In fondo, dietro l'altare, si ergeva un crocifisso annerito dal tempo. Giulio lo fissò, e per un attimo il volto di quell’uomo inchiodato alla croce si confuse con quelli dei suoi commilitoni — ragazzi semplici, travolti dall’orrore delle trincee. Rivide gli occhi sbarrati di chi era caduto nel fango, le mani tese di chi chiedeva aiuto, le urla di chi aveva perso una gamba, un braccio, la speranza. Tutti martiri di una guerra che non avevano scelto.

Ma quel pensiero durò un istante.

«Mettetevi a ridosso dei muri e tenete sotto tiro l’ingresso,» ordinò l’ufficiale, spezzando il silenzio. «Ma sparate solo al mio cenno».

I soldati si mossero rapidi, cercando copertura lungo le pareti scrostate. L’eco dei passi si dissolse in un silenzio opprimente. Fu allora che si udì un rumore strano, provenire dall’alto — come un alito di vento che si insinuava tra i vetri rotti. Ma quel giorno non soffiava alcun vento.

Un tremore percorse l’aria. Poi, qualcosa cadde sul pavimento in più punti. Oggetti metallici, cilindrici, rimbalzavano tra le assi sconnesse.

Gli sguardi si incrociarono. L’interrogativo si fece panico.

«Granate!» urlò qualcuno.

Giulio scattò verso il fondo della chiesa e si gettò dietro l’altare. Un istante dopo, l’inferno si scatenò.

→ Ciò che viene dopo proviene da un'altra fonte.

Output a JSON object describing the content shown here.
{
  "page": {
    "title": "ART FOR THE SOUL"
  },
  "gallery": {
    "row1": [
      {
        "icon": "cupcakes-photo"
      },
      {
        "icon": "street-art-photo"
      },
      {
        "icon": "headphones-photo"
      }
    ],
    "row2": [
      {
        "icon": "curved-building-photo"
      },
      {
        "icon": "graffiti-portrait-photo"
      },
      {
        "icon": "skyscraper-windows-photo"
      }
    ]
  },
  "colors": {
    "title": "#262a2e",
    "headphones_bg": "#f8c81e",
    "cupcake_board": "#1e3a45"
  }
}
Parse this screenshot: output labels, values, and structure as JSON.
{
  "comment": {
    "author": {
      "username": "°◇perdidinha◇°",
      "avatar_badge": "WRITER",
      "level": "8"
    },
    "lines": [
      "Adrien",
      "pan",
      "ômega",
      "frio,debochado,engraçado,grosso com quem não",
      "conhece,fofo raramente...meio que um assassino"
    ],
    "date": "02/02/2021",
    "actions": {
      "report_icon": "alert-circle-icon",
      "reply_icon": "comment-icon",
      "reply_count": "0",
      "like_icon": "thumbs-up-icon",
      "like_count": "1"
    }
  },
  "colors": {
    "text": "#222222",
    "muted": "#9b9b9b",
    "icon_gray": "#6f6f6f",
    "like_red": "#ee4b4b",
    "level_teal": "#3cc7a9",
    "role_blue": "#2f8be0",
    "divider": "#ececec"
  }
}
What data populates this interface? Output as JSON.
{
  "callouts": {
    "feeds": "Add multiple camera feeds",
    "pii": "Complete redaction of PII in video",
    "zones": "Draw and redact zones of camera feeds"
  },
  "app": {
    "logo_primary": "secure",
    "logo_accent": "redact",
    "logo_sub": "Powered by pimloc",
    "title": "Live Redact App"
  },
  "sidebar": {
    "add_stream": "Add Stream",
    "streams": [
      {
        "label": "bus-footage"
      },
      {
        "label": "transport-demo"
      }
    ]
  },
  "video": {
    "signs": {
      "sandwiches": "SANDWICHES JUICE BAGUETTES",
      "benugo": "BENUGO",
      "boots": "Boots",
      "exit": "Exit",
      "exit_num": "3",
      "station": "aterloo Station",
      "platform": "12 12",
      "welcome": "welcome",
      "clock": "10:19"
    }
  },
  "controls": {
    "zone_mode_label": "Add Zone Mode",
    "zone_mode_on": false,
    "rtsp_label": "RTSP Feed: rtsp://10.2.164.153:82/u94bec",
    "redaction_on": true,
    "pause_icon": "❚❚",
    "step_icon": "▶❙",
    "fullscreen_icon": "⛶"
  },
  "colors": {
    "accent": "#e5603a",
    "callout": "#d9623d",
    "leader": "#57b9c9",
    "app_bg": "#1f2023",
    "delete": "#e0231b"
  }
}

Le esplosioni si susseguirono con ferocia brutale, una dietro l’altra, come tamburi di morte. Le grida laceranti si sollevarono verso il cielo, mescolandosi al fragore dei crolli, all’odore di carne bruciata, al fumo acre della polvere da sparo. Arti, membra, interiora: tutto volava, come strappato via da una forza cieca. Il pavimento si colorò di rosso, e la chiesa, per un tempo che sembrò eterno, fu solo sangue, fuoco e silenzio spezzato.